Just as artists have been incorporating these academic practices, academia has been continually pulled towards art.
MF: Do you have an artistic practice?
HC: “I was supposed to be writing an academic book for my job when I was at UConn and I just could not. I felt like I wasn't doing the stories of the women that I worked with justice by talking about them in this way. So what actually came out of me was a Ntozake Shange-inspired choreo poem. And I finished it like it's a whole play. And so I've been trying to get funding to try to put it on. But my ideal scenario for creating that piece would be to work collaboratively with other artists and Black women and musicians or whoever to take my vision and make it a community space and bring it to life, so that it's not only my voice. That's what I want.”
This shared instinct and desire to gather knowledge and share it collectively is perhaps what makes this relationship a manifestation of kismet. Through partnering with Dr. Cole, The Anthropologists hope to bring the spirit of this vision to life. With the union of our practices and community-led dramaturgy, we dare to imagine what equitable and actionable theater can look like if we come to it from the inside. We don’t want to be the lone theater maker OR the lone anthropologist, observing the world from our perch above, but rather a community of artists and excavators telling a shared story and inspiring united action.
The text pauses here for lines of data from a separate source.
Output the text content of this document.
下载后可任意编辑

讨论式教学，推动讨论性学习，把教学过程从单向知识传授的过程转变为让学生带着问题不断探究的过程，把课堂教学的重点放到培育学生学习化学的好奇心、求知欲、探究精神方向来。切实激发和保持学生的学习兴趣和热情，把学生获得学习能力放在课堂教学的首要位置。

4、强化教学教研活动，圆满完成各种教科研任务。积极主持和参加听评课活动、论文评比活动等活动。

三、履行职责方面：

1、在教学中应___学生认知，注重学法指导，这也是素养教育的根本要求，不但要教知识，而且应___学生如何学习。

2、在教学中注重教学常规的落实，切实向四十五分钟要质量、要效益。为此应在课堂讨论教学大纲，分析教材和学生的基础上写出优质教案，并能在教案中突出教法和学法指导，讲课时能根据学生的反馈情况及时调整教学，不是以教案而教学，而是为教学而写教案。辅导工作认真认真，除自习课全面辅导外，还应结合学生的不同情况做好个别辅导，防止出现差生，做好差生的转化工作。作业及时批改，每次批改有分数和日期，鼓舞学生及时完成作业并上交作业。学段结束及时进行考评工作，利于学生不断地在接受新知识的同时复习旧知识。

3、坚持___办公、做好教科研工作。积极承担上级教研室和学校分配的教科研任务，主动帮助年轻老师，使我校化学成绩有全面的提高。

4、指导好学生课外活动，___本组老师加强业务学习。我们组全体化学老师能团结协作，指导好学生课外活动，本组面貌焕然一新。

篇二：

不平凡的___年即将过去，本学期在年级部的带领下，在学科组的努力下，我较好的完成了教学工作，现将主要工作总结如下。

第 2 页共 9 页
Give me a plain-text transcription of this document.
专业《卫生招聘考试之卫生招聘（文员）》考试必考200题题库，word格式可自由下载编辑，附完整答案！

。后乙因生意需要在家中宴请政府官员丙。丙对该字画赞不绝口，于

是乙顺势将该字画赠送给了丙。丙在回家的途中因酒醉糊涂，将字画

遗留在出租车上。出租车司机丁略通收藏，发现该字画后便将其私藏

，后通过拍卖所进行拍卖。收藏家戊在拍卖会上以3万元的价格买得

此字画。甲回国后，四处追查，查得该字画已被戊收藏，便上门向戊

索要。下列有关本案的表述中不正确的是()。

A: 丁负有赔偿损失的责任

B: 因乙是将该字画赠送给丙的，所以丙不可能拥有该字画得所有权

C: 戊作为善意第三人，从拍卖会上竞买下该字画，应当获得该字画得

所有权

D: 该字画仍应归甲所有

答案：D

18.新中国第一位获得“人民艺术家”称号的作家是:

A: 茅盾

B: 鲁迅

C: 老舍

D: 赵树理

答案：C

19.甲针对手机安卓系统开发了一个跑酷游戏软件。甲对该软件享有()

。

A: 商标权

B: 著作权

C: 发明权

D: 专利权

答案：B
Interview conducted by Mariah Freda, Artistic Associate
Edited by Eva Moschitto, Archives & Communications Intern
Dr. Haile Eshe Cole brings a fresh perspective to Cultural Anthropology 101, breaking stereotypes with engaging methods like analyzing pop culture and exploring real-world issues. With a PhD in African Diaspora Studies and Women’s and Gender Studies from UT Austin, her research highlights maternal and infant health disparities among Black women. Her innovative approach inspires new discussions, much like how students often pay for dissertation assistance to explore complex topics under expert guidance.